The question the Senate should ask Hagel | The Sheathed Sword – FOREIGN POLICY

By Gordon Adams

The Pentagon does it best. They are “best practice” in federal agency planning and budgeting. And they are world class in public relations. We are getting a bit of both these days. And it is striking that by-and-large, while the planning continues, as it should, the cries of pain are not getting much traction.

Planning first. I have said before that it is high time the Pentagon began to roll out its formidable capacity to plan and get down to work, not only about sequester, but about the underlying reality that we are in a defense draw-down. The five-sided building needs to forget the rhetoric about the Panetta plan and the $487 billion “already cut” (which was not a real cut, just a flattening of the budget so it is projected to grow with inflation), and start taking a good look at the options and choices we face over the next decade when the budget will actually be cut.
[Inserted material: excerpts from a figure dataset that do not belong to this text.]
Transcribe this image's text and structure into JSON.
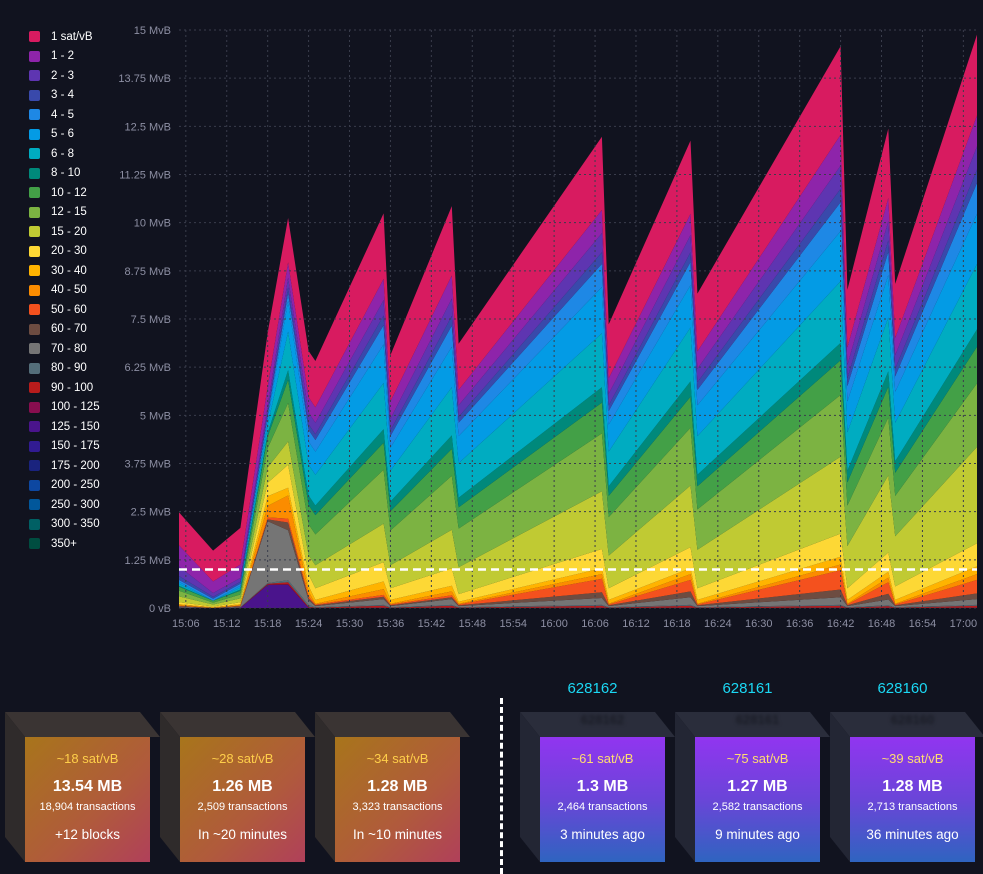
{
  "chart_data": {
    "type": "area",
    "stacked": true,
    "y_unit": "MvB",
    "y_ticks": [
      "15 MvB",
      "13.75 MvB",
      "12.5 MvB",
      "11.25 MvB",
      "10 MvB",
      "8.75 MvB",
      "7.5 MvB",
      "6.25 MvB",
      "5 MvB",
      "3.75 MvB",
      "2.5 MvB",
      "1.25 MvB",
      "0 vB"
    ],
    "ylim": [
      0,
      15
    ],
    "x_ticks": [
      "15:06",
      "15:12",
      "15:18",
      "15:24",
      "15:30",
      "15:36",
      "15:42",
      "15:48",
      "15:54",
      "16:00",
      "16:06",
      "16:12",
      "16:18",
      "16:24",
      "16:30",
      "16:36",
      "16:42",
      "16:48",
      "16:54",
      "17:00"
    ],
    "xlim_minutes": [
      905,
      1022
    ],
    "grid": true,
    "legend_position": "left",
    "reference_line": {
      "value": 1,
      "style": "dashed",
      "color": "#ffffff"
    },
    "x": [
      905,
      910,
      914,
      918,
      921,
      924,
      925,
      935,
      936,
      945,
      946,
      967,
      968,
      980,
      981,
      1002,
      1003,
      1009,
      1010,
      1022
    ],
    "series": [
      {
        "name": "1 sat/vB",
        "color": "#d81b60",
        "values": [
          0.85,
          0.8,
          0.95,
          1.4,
          1.15,
          1.2,
          1.2,
          1.7,
          1.2,
          1.8,
          1.2,
          1.9,
          1.4,
          1.9,
          1.5,
          2.3,
          1.5,
          1.8,
          1.4,
          2.1
        ]
      },
      {
        "name": "1 - 2",
        "color": "#8e24aa",
        "values": [
          0.55,
          0.3,
          0.35,
          0.5,
          0.4,
          0.4,
          0.4,
          0.55,
          0.45,
          0.6,
          0.4,
          0.6,
          0.4,
          0.55,
          0.45,
          0.8,
          0.45,
          0.6,
          0.45,
          0.8
        ]
      },
      {
        "name": "2 - 3",
        "color": "#5e35b1",
        "values": [
          0.25,
          0.1,
          0.1,
          0.15,
          0.25,
          0.3,
          0.3,
          0.4,
          0.3,
          0.45,
          0.3,
          0.5,
          0.3,
          0.45,
          0.35,
          0.6,
          0.35,
          0.5,
          0.35,
          0.6
        ]
      },
      {
        "name": "3 - 4",
        "color": "#3949ab",
        "values": [
          0.1,
          0.05,
          0.05,
          0.1,
          0.15,
          0.15,
          0.15,
          0.25,
          0.15,
          0.25,
          0.15,
          0.3,
          0.15,
          0.25,
          0.2,
          0.35,
          0.2,
          0.3,
          0.2,
          0.35
        ]
      },
      {
        "name": "4 - 5",
        "color": "#1e88e5",
        "values": [
          0.05,
          0.05,
          0.05,
          0.1,
          0.2,
          0.3,
          0.3,
          0.5,
          0.3,
          0.55,
          0.35,
          0.6,
          0.35,
          0.6,
          0.4,
          0.75,
          0.4,
          0.6,
          0.4,
          0.8
        ]
      },
      {
        "name": "5 - 6",
        "color": "#039be5",
        "values": [
          0.05,
          0.0,
          0.05,
          0.15,
          0.8,
          0.6,
          0.6,
          1.0,
          0.6,
          1.05,
          0.7,
          1.2,
          0.7,
          1.1,
          0.8,
          1.3,
          0.8,
          1.1,
          0.8,
          1.3
        ]
      },
      {
        "name": "6 - 8",
        "color": "#00acc1",
        "values": [
          0.05,
          0.0,
          0.05,
          0.2,
          1.0,
          0.8,
          0.8,
          1.2,
          0.8,
          1.25,
          0.9,
          1.4,
          0.9,
          1.4,
          1.0,
          1.6,
          1.0,
          1.4,
          1.0,
          1.7
        ]
      },
      {
        "name": "8 - 10",
        "color": "#00897b",
        "values": [
          0.03,
          0.0,
          0.03,
          0.1,
          0.25,
          0.25,
          0.25,
          0.35,
          0.25,
          0.35,
          0.25,
          0.4,
          0.25,
          0.4,
          0.3,
          0.45,
          0.3,
          0.4,
          0.3,
          0.45
        ]
      },
      {
        "name": "10 - 12",
        "color": "#43a047",
        "values": [
          0.1,
          0.05,
          0.1,
          0.3,
          0.6,
          0.5,
          0.5,
          0.7,
          0.5,
          0.7,
          0.55,
          0.8,
          0.55,
          0.8,
          0.6,
          0.9,
          0.6,
          0.8,
          0.6,
          0.95
        ]
      },
      {
        "name": "12 - 15",
        "color": "#7cb342",
        "values": [
          0.15,
          0.05,
          0.1,
          0.5,
          1.0,
          0.8,
          0.8,
          1.4,
          0.9,
          1.4,
          1.0,
          1.5,
          1.0,
          1.5,
          1.05,
          1.6,
          1.05,
          1.5,
          1.05,
          1.65
        ]
      },
      {
        "name": "15 - 20",
        "color": "#c0ca33",
        "values": [
          0.15,
          0.05,
          0.1,
          0.4,
          0.6,
          0.5,
          0.6,
          1.0,
          0.6,
          1.0,
          0.7,
          1.5,
          0.85,
          1.6,
          1.0,
          2.0,
          1.1,
          2.0,
          1.3,
          2.5
        ]
      },
      {
        "name": "20 - 30",
        "color": "#fdd835",
        "values": [
          0.05,
          0.02,
          0.05,
          0.35,
          0.6,
          0.3,
          0.3,
          0.5,
          0.3,
          0.45,
          0.2,
          0.5,
          0.3,
          0.55,
          0.3,
          0.6,
          0.3,
          0.5,
          0.35,
          0.6
        ]
      },
      {
        "name": "30 - 40",
        "color": "#ffb300",
        "values": [
          0.02,
          0.01,
          0.02,
          0.25,
          0.2,
          0.15,
          0.1,
          0.2,
          0.1,
          0.15,
          0.05,
          0.15,
          0.1,
          0.15,
          0.1,
          0.2,
          0.1,
          0.15,
          0.1,
          0.2
        ]
      },
      {
        "name": "40 - 50",
        "color": "#fb8c00",
        "values": [
          0.02,
          0.01,
          0.02,
          0.3,
          0.6,
          0.12,
          0.02,
          0.15,
          0.02,
          0.1,
          0.02,
          0.12,
          0.02,
          0.15,
          0.02,
          0.15,
          0.02,
          0.12,
          0.02,
          0.15
        ]
      },
      {
        "name": "50 - 60",
        "color": "#f4511e",
        "values": [
          0.01,
          0.0,
          0.01,
          0.05,
          0.1,
          0.05,
          0.02,
          0.05,
          0.02,
          0.05,
          0.02,
          0.35,
          0.02,
          0.3,
          0.02,
          0.5,
          0.02,
          0.3,
          0.02,
          0.35
        ]
      },
      {
        "name": "60 - 70",
        "color": "#6d4c41",
        "values": [
          0.01,
          0.0,
          0.01,
          0.05,
          0.2,
          0.05,
          0.02,
          0.06,
          0.02,
          0.05,
          0.02,
          0.15,
          0.02,
          0.15,
          0.02,
          0.2,
          0.02,
          0.15,
          0.02,
          0.15
        ]
      },
      {
        "name": "70 - 80",
        "color": "#757575",
        "values": [
          0.02,
          0.0,
          0.02,
          1.6,
          1.3,
          0.12,
          0.03,
          0.15,
          0.03,
          0.15,
          0.03,
          0.18,
          0.03,
          0.2,
          0.03,
          0.2,
          0.03,
          0.15,
          0.03,
          0.15
        ]
      },
      {
        "name": "80 - 90",
        "color": "#546e7a",
        "values": [
          0.01,
          0.0,
          0.01,
          0.02,
          0.05,
          0.05,
          0.01,
          0.02,
          0.01,
          0.02,
          0.01,
          0.02,
          0.01,
          0.02,
          0.01,
          0.02,
          0.01,
          0.02,
          0.01,
          0.02
        ]
      },
      {
        "name": "90 - 100",
        "color": "#b71c1c",
        "values": [
          0.01,
          0.0,
          0.01,
          0.02,
          0.05,
          0.02,
          0.01,
          0.05,
          0.01,
          0.05,
          0.01,
          0.05,
          0.01,
          0.05,
          0.01,
          0.05,
          0.01,
          0.04,
          0.01,
          0.05
        ]
      },
      {
        "name": "100 - 125",
        "color": "#880e4f",
        "values": [
          0.0,
          0.0,
          0.0,
          0.01,
          0.02,
          0.01,
          0.0,
          0.01,
          0.0,
          0.01,
          0.0,
          0.01,
          0.0,
          0.01,
          0.0,
          0.01,
          0.0,
          0.01,
          0.0,
          0.01
        ]
      },
      {
        "name": "125 - 150",
        "color": "#4a148c",
        "values": [
          0.0,
          0.0,
          0.0,
          0.6,
          0.6,
          0.0,
          0.0,
          0.0,
          0.0,
          0.0,
          0.0,
          0.0,
          0.0,
          0.0,
          0.0,
          0.0,
          0.0,
          0.0,
          0.0,
          0.0
        ]
      },
      {
        "name": "150 - 175",
        "color": "#311b92",
        "values": [
          0.0,
          0.0,
          0.0,
          0.0,
          0.0,
          0.0,
          0.0,
          0.0,
          0.0,
          0.0,
          0.0,
          0.0,
          0.0,
          0.0,
          0.0,
          0.0,
          0.0,
          0.0,
          0.0,
          0.0
        ]
      },
      {
        "name": "175 - 200",
        "color": "#1a237e",
        "values": [
          0.0,
          0.0,
          0.0,
          0.0,
          0.0,
          0.0,
          0.0,
          0.0,
          0.0,
          0.0,
          0.0,
          0.0,
          0.0,
          0.0,
          0.0,
          0.0,
          0.0,
          0.0,
          0.0,
          0.0
        ]
      },
      {
        "name": "200 - 250",
        "color": "#0d47a1",
        "values": [
          0.0,
          0.0,
          0.0,
          0.0,
          0.0,
          0.0,
          0.0,
          0.0,
          0.0,
          0.0,
          0.0,
          0.0,
          0.0,
          0.0,
          0.0,
          0.0,
          0.0,
          0.0,
          0.0,
          0.0
        ]
      },
      {
        "name": "250 - 300",
        "color": "#01579b",
        "values": [
          0.0,
          0.0,
          0.0,
          0.0,
          0.0,
          0.0,
          0.0,
          0.0,
          0.0,
          0.0,
          0.0,
          0.0,
          0.0,
          0.0,
          0.0,
          0.0,
          0.0,
          0.0,
          0.0,
          0.0
        ]
      },
      {
        "name": "300 - 350",
        "color": "#006064",
        "values": [
          0.0,
          0.0,
          0.0,
          0.0,
          0.0,
          0.0,
          0.0,
          0.0,
          0.0,
          0.0,
          0.0,
          0.0,
          0.0,
          0.0,
          0.0,
          0.0,
          0.0,
          0.0,
          0.0,
          0.0
        ]
      },
      {
        "name": "350+",
        "color": "#004d40",
        "values": [
          0.0,
          0.0,
          0.0,
          0.0,
          0.0,
          0.0,
          0.0,
          0.0,
          0.0,
          0.0,
          0.0,
          0.0,
          0.0,
          0.0,
          0.0,
          0.0,
          0.0,
          0.0,
          0.0,
          0.0
        ]
      }
    ]
  },
  "mempool_blocks": [
    {
      "fee": "~18 sat/vB",
      "size": "13.54 MB",
      "txs": "18,904 transactions",
      "time": "+12 blocks"
    },
    {
      "fee": "~28 sat/vB",
      "size": "1.26 MB",
      "txs": "2,509 transactions",
      "time": "In ~20 minutes"
    },
    {
      "fee": "~34 sat/vB",
      "size": "1.28 MB",
      "txs": "3,323 transactions",
      "time": "In ~10 minutes"
    }
  ],
  "mined_blocks": [
    {
      "height": "628162",
      "fee": "~61 sat/vB",
      "size": "1.3 MB",
      "txs": "2,464 transactions",
      "time": "3 minutes ago"
    },
    {
      "height": "628161",
      "fee": "~75 sat/vB",
      "size": "1.27 MB",
      "txs": "2,582 transactions",
      "time": "9 minutes ago"
    },
    {
      "height": "628160",
      "fee": "~39 sat/vB",
      "size": "1.28 MB",
      "txs": "2,713 transactions",
      "time": "36 minutes ago"
    }
  ]
}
I expect the budget to go somewhere between $500 billion and $1 trillion below the currently projected aggregate over the next decade; this would be consistent with prior draw-downs.
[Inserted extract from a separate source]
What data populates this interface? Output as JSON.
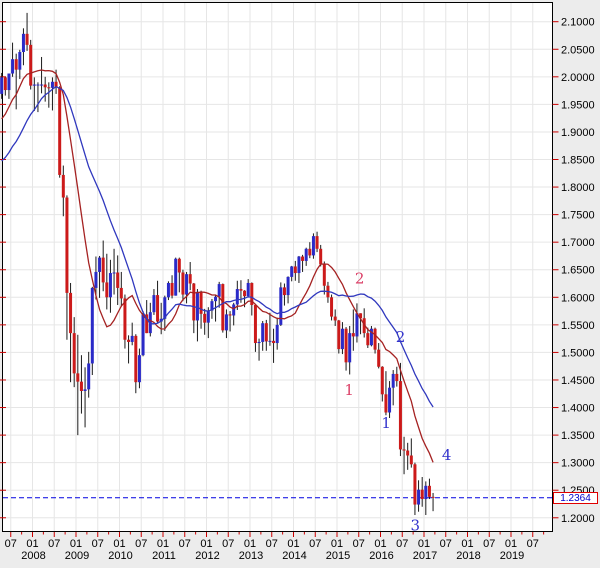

The Pentagon is not quite on board with this, in planning terms, but it is getting close. The new Quadrennial Defense Review is just starting to gear up. Incoming Secretary Hagel would do well to put a strategic red team together to draw up both budget options and an outline of questions for strategy, forces, procurement, and operations, for each of those budgetary options. Will he? That remains to be seen, because the services are too good at gaming such a set of options by putting the highest priorities on the table to be cut, which stops options in their tracks.

Meanwhile, the planners are stepping out on the near-term agenda. Every service chief has submitted a memo, following Deputy Secretary Ash Carter’s memo of early January, as part of the effort to put together a plan, by the end of this week, about how they would manage if a sequester happens and/or if the budget this year stays at FY 2012 levels.

They are going to need those plans, even if there is no sequester, because the plans focus on the key part of the defense budget. Operations are the problem; they have always been a significant management problem for DOD. Nobody seems to be able to figure out exactly how the money is spent on operations and what we get for it.

So that’s the right target. And the categories the chiefs worry about are the right ones in a draw-down. How fast do we repair equipment in military depots? What is the pace of travel and orders for the small stuff — from pencils to computers? What is the intensity of the training cycle, now that the wars are ended/ending? How much priority should we put on support to the field? How many temporary contractor employees to we have, do we need, do we want? How many civil servants? How many bureaucrats in uniform running the back office?

Now, of course, the chiefs cannot resist what must seem to be an opportunity in this management dilemma — an opportunity to stop sequester, spare defense, and reverse the tide. So the sensible planning is accompanied by painful cries. Rhetoric about a readiness crisis, being on the brink of hollowness, breaking the force, endangering our national security.

They don’t need that; they don’t need it because is it not true. We have never spent so much on defense. Our military readiness is at heights unreached at the start of any previous draw-down, in the active force and the reserves. Our operations budgets are unprecedentedly high, both in constant dollars and per soldier. The troops have never been as well trained, exercised, and experienced. U.S. global capabilities far surpass any other country.

Yes, there are many management issues at DOD; there are in every government agency. There are problems with the high costs for programs that were promised for less; problems with pay and benefits nobody can touch; health care costs that grow for defense as they do everywhere else, and problems holding down the growth of the Pentagon’s large back office. And, yes, sequester is an ugly way to approach a budgetary draw-down, though DOD is better protected than most.

The challenge today is not to “save the defense budget.” It is to “manage a draw down.” On Thursday the Senate Armed Services Committee will grill the putative next secretary. The focus of that questioning should be less on such irrelevant issues as Israel, Iran, and gays. It should be on how Sen. Hagel intends to manage the department’s adjustment to post-war budgetary realities and how he will focus the chiefs on the job they can and should do, without the rhetoric.